Serait-ce le résultat de la réunion à huis clos entre les ayants droit et l’administration américaine ? Le procureur général des Etats-Unis, Eric Holder, a annoncé la création d’une force dédiée à la lutte contre les infractions au droit d’auteur et à la propriété intellectuelle. Celle-ci, au sein du Département de la Justice américaine, est pourtant troublante : en effet, elle est surtout constituée d’anciens membres de lobbys.

En décembre dernier, Joe Biden organisait une table ronde sur le piratage des contenus protégés par le droit d’auteur. Bien qu’ayant affirmé à l’époque que cette réunion se ferait « avec toutes les parties prenantes« , le vice-président avait en réalité surtout profité de ce prétexte pour réunir les représentants des différentes industries du divertissement, les employés de la haute administration et les membres de la sécurité nationale.

En effet, ni les sociétés de l’univers high-tech, ni les fournisseurs d’accès à Internet, ni même les associations de défense des consommateurs ne furent conviés à cette table ronde. À la place, il y a en revanche eu tout un aréopage de représentants de l’industrie du divertissement : citons au hasard Sony Pictures, Warner Bros, NBC Universal, Warner Music, Universal Music, la MPAA, la RIAA, sans oublier les officiels américains : le procureur général des États-Unis, le secrétaire au commerce, la secrétaire à la Sécurité intérieure , le directeur du FBI et le chef des Services secrets.

°videmment, la réunion s’est déroulée à huis clos, sans le regard indiscret des journalistes et la présence nécessaire de parties adverses. À l’époque, rien n’avait filtré de cette table ronde, bien qu’il soit très facile d’imaginer quels ont été les propos échangés entre de hauts représentants américains et ces puissantes organisations privées. Pour un gouvernement qui promettait d’être une administration transparente, cette réunion entre des hauts représentants américains et de puissantes organisations privées ne va certainement pas apaiser les esprits. Et pourtant, Barack Obama en avait fait une promesse électorale.
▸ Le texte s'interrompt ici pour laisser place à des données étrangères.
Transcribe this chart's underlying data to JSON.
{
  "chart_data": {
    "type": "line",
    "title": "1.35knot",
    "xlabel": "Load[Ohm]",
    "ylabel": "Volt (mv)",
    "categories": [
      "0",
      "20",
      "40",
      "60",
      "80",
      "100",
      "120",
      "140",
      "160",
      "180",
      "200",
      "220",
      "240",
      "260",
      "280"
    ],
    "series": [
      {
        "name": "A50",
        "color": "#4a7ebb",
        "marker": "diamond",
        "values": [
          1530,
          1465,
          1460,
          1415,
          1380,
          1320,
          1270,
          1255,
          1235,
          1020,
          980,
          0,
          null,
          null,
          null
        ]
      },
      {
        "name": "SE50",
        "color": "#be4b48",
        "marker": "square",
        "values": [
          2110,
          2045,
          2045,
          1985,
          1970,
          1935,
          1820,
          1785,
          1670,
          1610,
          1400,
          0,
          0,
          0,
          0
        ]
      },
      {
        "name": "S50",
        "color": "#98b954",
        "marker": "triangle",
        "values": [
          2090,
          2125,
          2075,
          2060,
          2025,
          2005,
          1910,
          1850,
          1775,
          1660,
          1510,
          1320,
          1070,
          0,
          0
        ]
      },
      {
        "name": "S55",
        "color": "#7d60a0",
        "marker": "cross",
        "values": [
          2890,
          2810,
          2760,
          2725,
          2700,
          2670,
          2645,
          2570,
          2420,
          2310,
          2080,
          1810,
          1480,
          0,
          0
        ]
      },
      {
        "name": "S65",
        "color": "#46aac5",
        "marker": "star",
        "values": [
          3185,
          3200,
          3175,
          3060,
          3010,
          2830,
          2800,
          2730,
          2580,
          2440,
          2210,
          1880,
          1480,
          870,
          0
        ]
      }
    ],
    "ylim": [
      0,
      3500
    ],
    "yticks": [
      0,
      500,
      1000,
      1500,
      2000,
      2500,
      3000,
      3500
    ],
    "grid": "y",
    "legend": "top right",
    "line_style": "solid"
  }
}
Deux mois plus tard, on en sait un peu plus. Le procureur général des États-Unis, Eric Holder, a annoncé la création d’une force spéciale au sein du Département de la Justice. Surnommée « IP Task Force », celle-ci aura pour charge de contrer « la hausse des infractions à la propriété intellectuelle« . Dans la mesure où plusieurs représentants de la RIAA et de la MPAA ont été nommés par l’administration américaine, cela n’a rien de surprenant.

À l’heure actuelle, le Département de la Justice compte le principal avocat de la RIAA, Tom Perrelli, l’ex-avocat en chef de la Business Software Association (BSA), Neil MacBribe, et Donald Verrili, un ancien avocat issu du même cabinet que Tom Perreli. Ce dernier, nommé procureur adjoint, avait réussi à btenir de la Cour Suprême la jurisprudence Grokster qui rend dangereuse l’édition de logiciels de P2P aux États-Unis. C’est aussi lui qui s’est opposé – sans succès – à la révision du procès de Jammie Thomas, qui avait été condamnée à verser 220.000 dollars de dédommagement à la RIAA, pour 24 fichiers MP3 partagés sur Kazaa.

Ces différentes nominations, associées à des réunions à huis clos, ne laissent pas présager d’un avenir radieux pour les défenseurs d’une réforme du droit d’auteur. En effet, maintenant que plusieurs représentants de l’industrie culturelle ont été placés dans le Département de la Justice, il est impensable de croire que ces derniers ne vont pas freiner des quatre fers en cas de tentative de réforme.

En anticipant un peu, on peut même imaginer qu’ils soutiendront toute proposition visant à durcir les sanctions ou renforcer encore un peu plus les droits d’auteur. Tout ça pour protéger des entreprises dont le modèle économique n’est tout simplement plus adapté à l’ère numérique.